We can of course enhance ourselves directly. Current cognition enhancing drugs seem able to improve aspects of memory, attention and alertness, and possibly also affect creativity, emotional bonding or even willpower. These effects have their limits and are probably task-specific: the kind of learning ability that is useful for cramming a textbook might not be useful for learning a practical skill, the narrow attention that is great in the office is dangerous on the road. I believe that by 2024 cognition enhancers will be widespread, but their use will be surrounded by a culture of norms, rules-of-thumb and practical knowledge about what enhancer to take in what situation. Not unlike how we today use and mis-use caffeine and alcohol. If we are clever we can make use of the smart environment to support good decisionmaking about our own bodies and minds.

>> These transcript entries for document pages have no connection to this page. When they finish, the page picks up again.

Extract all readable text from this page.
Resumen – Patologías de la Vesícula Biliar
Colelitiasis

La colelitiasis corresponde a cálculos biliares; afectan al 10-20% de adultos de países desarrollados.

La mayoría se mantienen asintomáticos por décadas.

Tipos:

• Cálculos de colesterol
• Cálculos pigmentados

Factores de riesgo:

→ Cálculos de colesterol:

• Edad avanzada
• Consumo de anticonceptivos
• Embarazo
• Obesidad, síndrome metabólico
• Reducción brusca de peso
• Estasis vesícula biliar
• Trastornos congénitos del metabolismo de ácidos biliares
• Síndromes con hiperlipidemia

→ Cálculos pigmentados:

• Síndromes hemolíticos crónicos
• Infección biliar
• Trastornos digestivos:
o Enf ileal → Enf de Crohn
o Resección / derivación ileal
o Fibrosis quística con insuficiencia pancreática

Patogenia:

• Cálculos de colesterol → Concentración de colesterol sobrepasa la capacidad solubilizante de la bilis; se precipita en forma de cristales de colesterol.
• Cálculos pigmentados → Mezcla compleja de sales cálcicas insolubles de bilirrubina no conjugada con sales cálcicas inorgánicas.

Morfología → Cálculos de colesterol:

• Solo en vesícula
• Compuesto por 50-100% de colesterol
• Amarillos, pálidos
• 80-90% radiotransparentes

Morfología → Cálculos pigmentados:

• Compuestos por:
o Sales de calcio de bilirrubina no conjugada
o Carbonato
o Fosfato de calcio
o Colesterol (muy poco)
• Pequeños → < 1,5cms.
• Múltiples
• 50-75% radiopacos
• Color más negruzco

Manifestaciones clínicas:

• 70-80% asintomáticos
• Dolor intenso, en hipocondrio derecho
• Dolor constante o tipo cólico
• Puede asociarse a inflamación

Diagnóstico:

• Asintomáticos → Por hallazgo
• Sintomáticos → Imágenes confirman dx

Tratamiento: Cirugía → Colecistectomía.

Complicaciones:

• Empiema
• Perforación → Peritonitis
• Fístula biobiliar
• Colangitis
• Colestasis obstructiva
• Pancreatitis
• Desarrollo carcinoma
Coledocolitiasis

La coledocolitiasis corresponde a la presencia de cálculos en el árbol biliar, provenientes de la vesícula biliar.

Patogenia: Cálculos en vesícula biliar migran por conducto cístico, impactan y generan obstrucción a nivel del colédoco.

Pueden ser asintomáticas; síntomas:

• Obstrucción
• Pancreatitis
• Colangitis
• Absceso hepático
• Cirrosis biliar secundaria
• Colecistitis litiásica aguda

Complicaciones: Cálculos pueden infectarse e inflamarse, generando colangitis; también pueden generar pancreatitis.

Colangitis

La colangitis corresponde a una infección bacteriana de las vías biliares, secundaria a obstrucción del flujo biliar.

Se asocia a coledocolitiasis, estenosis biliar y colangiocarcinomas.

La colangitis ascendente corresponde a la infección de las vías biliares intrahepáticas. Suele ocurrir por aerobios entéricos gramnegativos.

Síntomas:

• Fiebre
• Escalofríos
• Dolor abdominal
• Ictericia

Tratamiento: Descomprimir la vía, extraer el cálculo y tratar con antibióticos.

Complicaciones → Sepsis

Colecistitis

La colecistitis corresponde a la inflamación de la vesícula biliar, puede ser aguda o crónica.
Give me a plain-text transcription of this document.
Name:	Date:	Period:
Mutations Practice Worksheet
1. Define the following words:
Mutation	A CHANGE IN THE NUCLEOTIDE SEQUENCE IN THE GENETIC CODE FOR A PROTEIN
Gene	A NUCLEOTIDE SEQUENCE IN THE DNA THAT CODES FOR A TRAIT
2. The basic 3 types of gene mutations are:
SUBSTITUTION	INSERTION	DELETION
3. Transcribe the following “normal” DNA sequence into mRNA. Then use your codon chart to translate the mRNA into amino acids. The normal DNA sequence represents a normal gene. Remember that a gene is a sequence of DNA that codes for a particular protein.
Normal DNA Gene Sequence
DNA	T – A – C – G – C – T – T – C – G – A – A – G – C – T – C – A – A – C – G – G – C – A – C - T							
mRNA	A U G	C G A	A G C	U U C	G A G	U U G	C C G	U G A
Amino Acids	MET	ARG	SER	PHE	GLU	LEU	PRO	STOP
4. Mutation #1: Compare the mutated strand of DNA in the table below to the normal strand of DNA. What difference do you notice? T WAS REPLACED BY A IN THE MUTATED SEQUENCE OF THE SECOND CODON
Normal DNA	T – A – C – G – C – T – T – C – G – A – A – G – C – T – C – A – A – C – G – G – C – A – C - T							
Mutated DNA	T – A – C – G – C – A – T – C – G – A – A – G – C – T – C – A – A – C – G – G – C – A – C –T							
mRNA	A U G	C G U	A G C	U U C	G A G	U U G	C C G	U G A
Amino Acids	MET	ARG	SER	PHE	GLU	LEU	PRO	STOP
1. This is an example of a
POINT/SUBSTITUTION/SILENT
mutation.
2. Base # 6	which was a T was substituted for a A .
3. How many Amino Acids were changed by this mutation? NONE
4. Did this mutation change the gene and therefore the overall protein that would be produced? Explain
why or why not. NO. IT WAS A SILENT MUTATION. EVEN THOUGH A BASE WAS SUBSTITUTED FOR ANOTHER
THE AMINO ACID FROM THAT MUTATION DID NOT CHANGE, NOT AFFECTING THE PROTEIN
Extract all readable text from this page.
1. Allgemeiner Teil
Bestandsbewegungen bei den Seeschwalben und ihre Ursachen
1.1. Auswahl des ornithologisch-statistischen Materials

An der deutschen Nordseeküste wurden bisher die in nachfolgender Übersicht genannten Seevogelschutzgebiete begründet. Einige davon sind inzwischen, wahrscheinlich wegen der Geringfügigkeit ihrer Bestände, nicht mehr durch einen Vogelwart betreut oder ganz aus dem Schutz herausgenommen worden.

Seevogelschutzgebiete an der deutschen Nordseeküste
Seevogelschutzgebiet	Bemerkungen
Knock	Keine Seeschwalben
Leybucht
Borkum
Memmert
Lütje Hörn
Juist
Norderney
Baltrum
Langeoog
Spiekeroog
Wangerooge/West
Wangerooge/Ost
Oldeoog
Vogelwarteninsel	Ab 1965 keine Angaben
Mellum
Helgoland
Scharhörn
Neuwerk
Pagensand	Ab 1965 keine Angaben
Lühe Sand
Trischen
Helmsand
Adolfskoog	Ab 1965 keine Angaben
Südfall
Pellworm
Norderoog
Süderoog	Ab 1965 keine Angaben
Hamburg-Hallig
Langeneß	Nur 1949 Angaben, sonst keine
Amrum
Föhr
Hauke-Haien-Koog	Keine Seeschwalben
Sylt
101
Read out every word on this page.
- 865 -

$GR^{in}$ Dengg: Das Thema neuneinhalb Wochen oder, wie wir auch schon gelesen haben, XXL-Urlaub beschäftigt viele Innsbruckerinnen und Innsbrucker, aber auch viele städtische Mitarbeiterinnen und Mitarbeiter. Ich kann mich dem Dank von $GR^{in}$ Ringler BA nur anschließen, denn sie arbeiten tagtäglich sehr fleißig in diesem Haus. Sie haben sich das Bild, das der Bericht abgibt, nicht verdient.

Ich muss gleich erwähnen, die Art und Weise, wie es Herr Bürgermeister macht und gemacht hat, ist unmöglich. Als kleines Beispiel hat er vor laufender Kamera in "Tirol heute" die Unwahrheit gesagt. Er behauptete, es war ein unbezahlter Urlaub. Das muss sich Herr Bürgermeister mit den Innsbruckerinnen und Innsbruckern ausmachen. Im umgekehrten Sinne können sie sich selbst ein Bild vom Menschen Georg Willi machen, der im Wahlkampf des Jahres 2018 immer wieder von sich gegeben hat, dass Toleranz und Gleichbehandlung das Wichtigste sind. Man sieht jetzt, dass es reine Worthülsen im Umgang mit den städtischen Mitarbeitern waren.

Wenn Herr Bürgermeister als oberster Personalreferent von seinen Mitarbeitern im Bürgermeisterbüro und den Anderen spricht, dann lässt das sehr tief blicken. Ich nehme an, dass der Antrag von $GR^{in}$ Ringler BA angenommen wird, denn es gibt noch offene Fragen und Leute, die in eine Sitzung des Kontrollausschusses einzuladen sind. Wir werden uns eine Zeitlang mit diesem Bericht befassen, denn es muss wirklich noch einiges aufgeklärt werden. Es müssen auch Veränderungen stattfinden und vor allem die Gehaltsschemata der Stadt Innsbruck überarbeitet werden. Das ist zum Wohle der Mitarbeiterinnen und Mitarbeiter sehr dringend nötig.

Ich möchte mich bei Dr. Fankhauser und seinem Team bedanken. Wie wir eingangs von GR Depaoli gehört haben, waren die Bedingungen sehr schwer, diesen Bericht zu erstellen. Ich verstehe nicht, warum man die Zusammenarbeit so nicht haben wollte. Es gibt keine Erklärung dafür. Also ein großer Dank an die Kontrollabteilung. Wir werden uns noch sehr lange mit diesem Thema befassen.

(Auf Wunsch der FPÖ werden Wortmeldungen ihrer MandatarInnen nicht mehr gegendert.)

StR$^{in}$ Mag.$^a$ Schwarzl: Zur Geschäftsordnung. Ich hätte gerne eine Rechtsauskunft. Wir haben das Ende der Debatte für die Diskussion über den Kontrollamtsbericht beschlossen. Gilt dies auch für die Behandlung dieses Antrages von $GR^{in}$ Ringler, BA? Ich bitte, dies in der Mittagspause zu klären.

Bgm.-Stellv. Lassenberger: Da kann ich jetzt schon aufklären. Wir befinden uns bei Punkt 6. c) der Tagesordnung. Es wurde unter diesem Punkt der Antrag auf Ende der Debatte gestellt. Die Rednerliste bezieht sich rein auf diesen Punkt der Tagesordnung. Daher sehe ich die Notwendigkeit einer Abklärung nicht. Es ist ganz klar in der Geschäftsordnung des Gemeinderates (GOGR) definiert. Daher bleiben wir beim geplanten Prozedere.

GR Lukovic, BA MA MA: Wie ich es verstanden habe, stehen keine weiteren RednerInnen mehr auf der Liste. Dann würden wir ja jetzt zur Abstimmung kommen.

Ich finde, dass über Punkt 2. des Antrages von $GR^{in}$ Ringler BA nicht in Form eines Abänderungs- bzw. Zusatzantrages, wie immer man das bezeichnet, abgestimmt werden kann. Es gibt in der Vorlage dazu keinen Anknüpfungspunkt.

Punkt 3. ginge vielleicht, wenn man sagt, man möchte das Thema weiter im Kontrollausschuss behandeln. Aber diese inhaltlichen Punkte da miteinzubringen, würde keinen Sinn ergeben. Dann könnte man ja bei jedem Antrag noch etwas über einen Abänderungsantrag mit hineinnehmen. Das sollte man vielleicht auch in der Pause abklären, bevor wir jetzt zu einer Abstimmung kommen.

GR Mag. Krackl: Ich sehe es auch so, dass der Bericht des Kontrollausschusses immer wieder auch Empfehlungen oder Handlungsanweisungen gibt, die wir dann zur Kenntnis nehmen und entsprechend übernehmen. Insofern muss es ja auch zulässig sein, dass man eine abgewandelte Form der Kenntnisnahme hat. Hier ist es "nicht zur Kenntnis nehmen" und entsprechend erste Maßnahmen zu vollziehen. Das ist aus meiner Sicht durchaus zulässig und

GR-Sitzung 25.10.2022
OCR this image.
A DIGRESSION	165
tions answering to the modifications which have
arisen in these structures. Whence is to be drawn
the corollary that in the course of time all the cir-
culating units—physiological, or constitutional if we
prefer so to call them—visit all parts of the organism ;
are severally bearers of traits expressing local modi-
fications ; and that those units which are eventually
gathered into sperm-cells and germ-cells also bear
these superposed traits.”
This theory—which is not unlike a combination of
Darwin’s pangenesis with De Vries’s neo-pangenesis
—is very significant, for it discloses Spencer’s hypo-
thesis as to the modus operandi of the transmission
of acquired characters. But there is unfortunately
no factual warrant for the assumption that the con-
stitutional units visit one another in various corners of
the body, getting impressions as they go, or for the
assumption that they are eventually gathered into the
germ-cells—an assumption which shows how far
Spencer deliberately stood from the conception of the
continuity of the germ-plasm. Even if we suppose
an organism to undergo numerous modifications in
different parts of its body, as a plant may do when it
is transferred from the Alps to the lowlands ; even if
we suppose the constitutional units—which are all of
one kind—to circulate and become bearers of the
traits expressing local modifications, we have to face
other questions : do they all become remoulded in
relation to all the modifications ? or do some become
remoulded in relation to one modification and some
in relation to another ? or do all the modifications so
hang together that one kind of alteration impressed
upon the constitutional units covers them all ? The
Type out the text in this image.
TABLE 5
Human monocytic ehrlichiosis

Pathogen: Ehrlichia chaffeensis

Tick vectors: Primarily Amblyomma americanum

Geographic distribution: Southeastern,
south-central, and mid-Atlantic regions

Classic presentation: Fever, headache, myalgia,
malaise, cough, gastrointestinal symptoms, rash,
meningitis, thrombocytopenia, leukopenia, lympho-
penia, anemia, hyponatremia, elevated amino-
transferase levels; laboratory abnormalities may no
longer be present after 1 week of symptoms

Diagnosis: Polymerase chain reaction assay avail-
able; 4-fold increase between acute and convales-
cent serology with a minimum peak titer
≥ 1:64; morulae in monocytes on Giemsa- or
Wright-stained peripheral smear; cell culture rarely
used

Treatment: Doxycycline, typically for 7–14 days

While brains can be trained (for example by computer games intended to stimulate working memory) we might wish to extend them. We can already make crude neurointerfaces that link brains to computers. It is just that the bandwidth is very small and signals are usually sent one-way. More advanced interfaces are on their way, and by 2024 I expect them to have improved the quality of life of many currently profoundly disabled people enormously. But even if the neurointerfaces are worthwhile for someone lacking limbs or a sense, suffering from paralysis or other brain disorders it does not mean they are worth the cost, risk and effort for healthy people. To be viable a neurointerface has to be as cheap, safe and easy to use as lasik surgery. That will likely take a long while. But once the “killer application” is there (be it obesity or attention control) other applications will follow and before long the neurointerface might become a platform just like the cellphone for various useful and life-transforming applications. I’d rather not be the guinea pig, though.
Since I am blondish I think I am allowed to tell a blonde joke:
- How do you confuse a blonde?
- You put him in a circular room and tell him to sit in the corner.
- How does a blonde confuse you?
- He comes out and says he did it.
Intelligence is surprising. That is the nature of truly intelligent thought: it is not possible to predict without having the same knowledge and mental capacity. Since there are so many different kinds of possible minds and situations we should expect the unexpected. We *know* we are going to be surprised in the future. So we should adapt to it and try to make sure the surprises will be predominantly nice surprises.
A world with thousands or millions of times as much smarts as the present will be very strange. Raw intelligence may prove less important there than other traits, just as physical strength in a mechanized world no longer is essential. Instead soft things like social skills, moral compass, kindness and adaptability may become the truly valued traits.